Cancer referral guidelines
In the UK, referral guidelines for suspected cancer have been produced by the National Institute for Health and Clinical Excellence (NICE) and Scottish Intercollegiate Guidelines Network (SIGN).
The NHS Cancer Referral Guidelines from NICE aim to help GPs and other health professionals know when to refer people to specialists if they have symptoms that could be caused by a cancer. The guidelines include three levels of referral:
immediate referral - where you’re seen by a specialist within a few hours
urgent referral - where you’re seen by a specialist within the national target for urgent referrals (currently two weeks)
non-urgent referral - where you’re seen by a specialist under locally agreed referral systems.
Although two weeks may seem like a long time to wait for an urgent referral, if the symptoms are caused by a cancer it’s unlikely to have changed in this time.
The guidelines also include guidance on the need for information and support.
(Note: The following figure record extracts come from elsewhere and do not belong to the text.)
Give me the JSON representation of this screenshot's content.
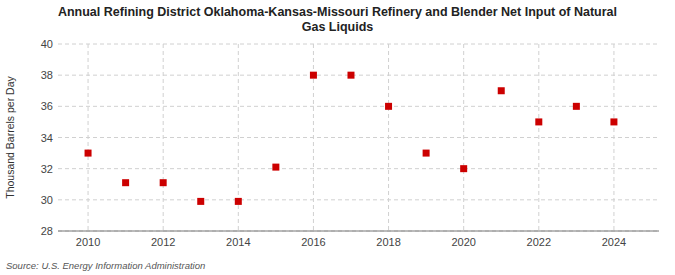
{
  "chart_data": {
    "type": "scatter",
    "title": "Annual Refining District Oklahoma-Kansas-Missouri Refinery and Blender Net Input of Natural\nGas Liquids",
    "y_label": "Thousand Barrels per Day",
    "annotations": [
      "Source: U.S. Energy Information Administration"
    ],
    "x": [
      2010,
      2011,
      2012,
      2013,
      2014,
      2015,
      2016,
      2017,
      2018,
      2019,
      2020,
      2021,
      2022,
      2023,
      2024
    ],
    "values": [
      33.0,
      31.1,
      31.1,
      29.9,
      29.9,
      32.1,
      38.0,
      38.0,
      36.0,
      33.0,
      32.0,
      37.0,
      35.0,
      36.0,
      35.0
    ],
    "color": "#cc0000",
    "marker": "square",
    "xlim": [
      2009.2,
      2025.2
    ],
    "xticks": [
      2010,
      2012,
      2014,
      2016,
      2018,
      2020,
      2022,
      2024
    ],
    "ylim": [
      28,
      40
    ],
    "yticks": [
      28,
      30,
      32,
      34,
      36,
      38,
      40
    ],
    "grid": true
  }
}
The NICE cancer referral guidelines are divided into three sections:
General information about being referred for suspected cancer.
Adult cancers - this includes a list of symptoms with recommendations of when someone should be referred to a specialist.
Children and young people with suspected cancer.
Details of the guidance is available on the NICE website.
The Scottish Intercollegiate Guidelines Network (SIGN) are the Scottish equivalent of NICE and produce cancer guidelines for Scotland.